И незаметно ушли женщины, а Прохор все наливал и наливал, суетился, клялся мне в любви, что отец родной. И незаметно хмелел я и хмурился все больше и больше…

Кончилось тем, что с погоста мужики уходили с песнями. Меня покачивало, точно на палубе своего корабля, теперь навсегда далекого, но незабываемого, наверно, до конца дней моих.

Шли мы обнявшись.

Крас-нар-меиц был ге-ррой

На раз-ведке ба-а-еой… —

тоненько тянул Прохор у меня под мышкой.

Гей, ей, крас-най и-р-рой

На раз-ведке ба-аеой! —

нестройно и разноголосо отвечали ему мужики. И пока Прохор затягивал новый куплет, они жужжали мне в самые уши:

— Слу-жжи-вай! Ге-ррой!

Говорили еще что-то, но их корявые фразы доходили до меня непонятными обрывками. Потом мне вдруг стало не по себе, оттого что я «служивый», да и «герой» к тому ж. Я остро почувствовал, что «служивая» форма ни к чему теперь здесь, да и надоела она мне на срочной и сверхсрочной почти семь долгих лет!..

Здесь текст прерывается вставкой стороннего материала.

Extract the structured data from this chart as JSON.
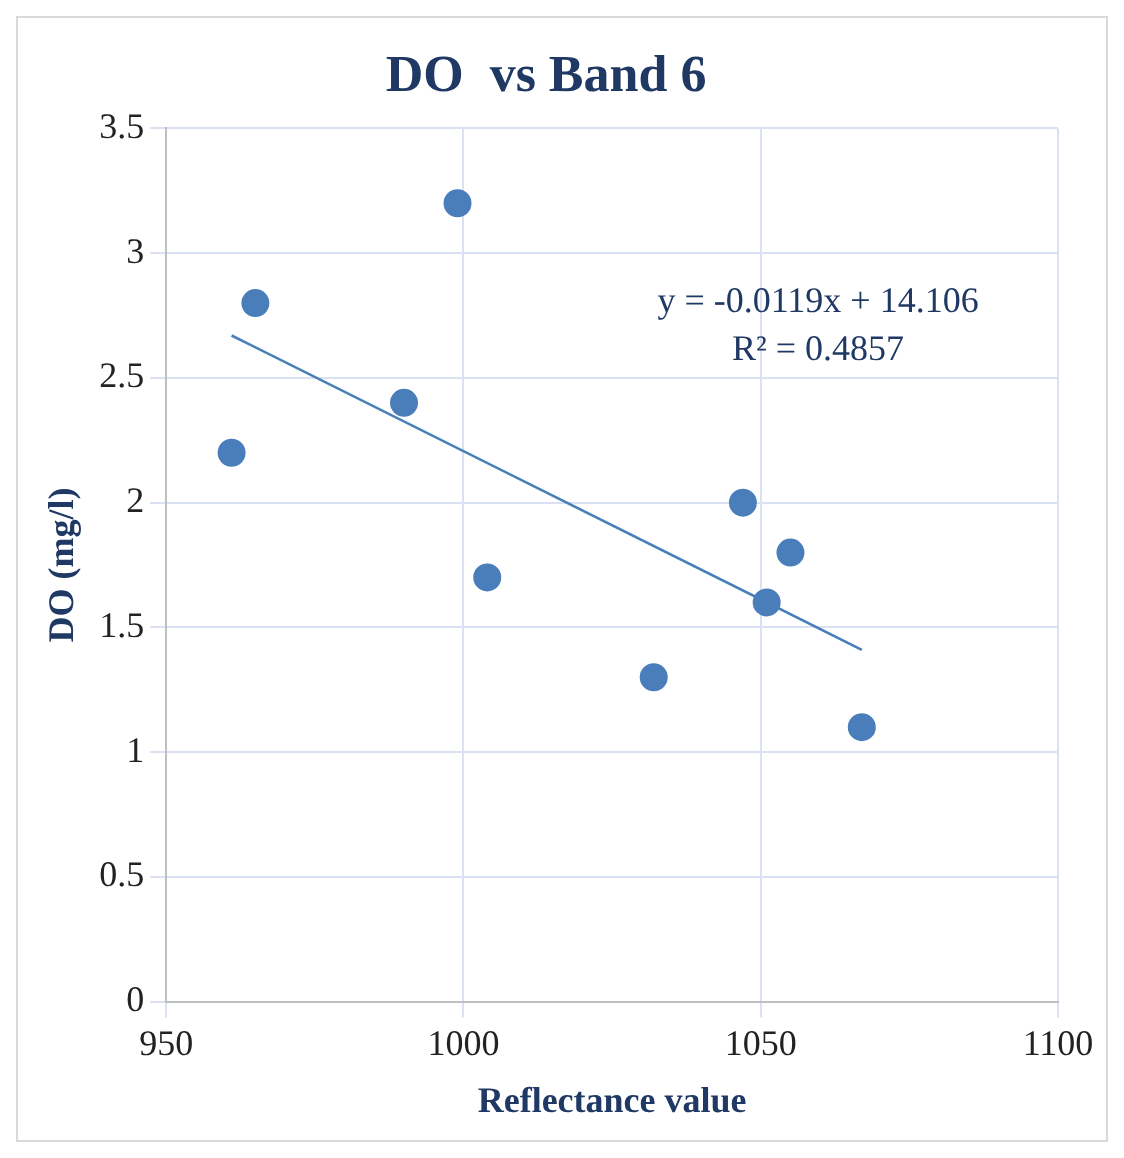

Я остановился и отодвинул от себя разошедшихся хористов:

— Я не служивый! Я не служивый вам больше, слышите? И не герой, тем более! Ведите меня в магазин, мне одеться надо!

— В кооперацию, што ль? — трезво переспросил Прохор. — А туды нельзя, Петрович, без денег ни в коем разе!

Деньги у меня были. Шестьсот рублей новыми! Я повертел перед Прохоровым носом тугим бумажником и еще раз приказал:

— В магазин!

— Это мы ментом! — Прохор засеменил впереди меня. — Бы-вали дни ви-се-лы-ыя!..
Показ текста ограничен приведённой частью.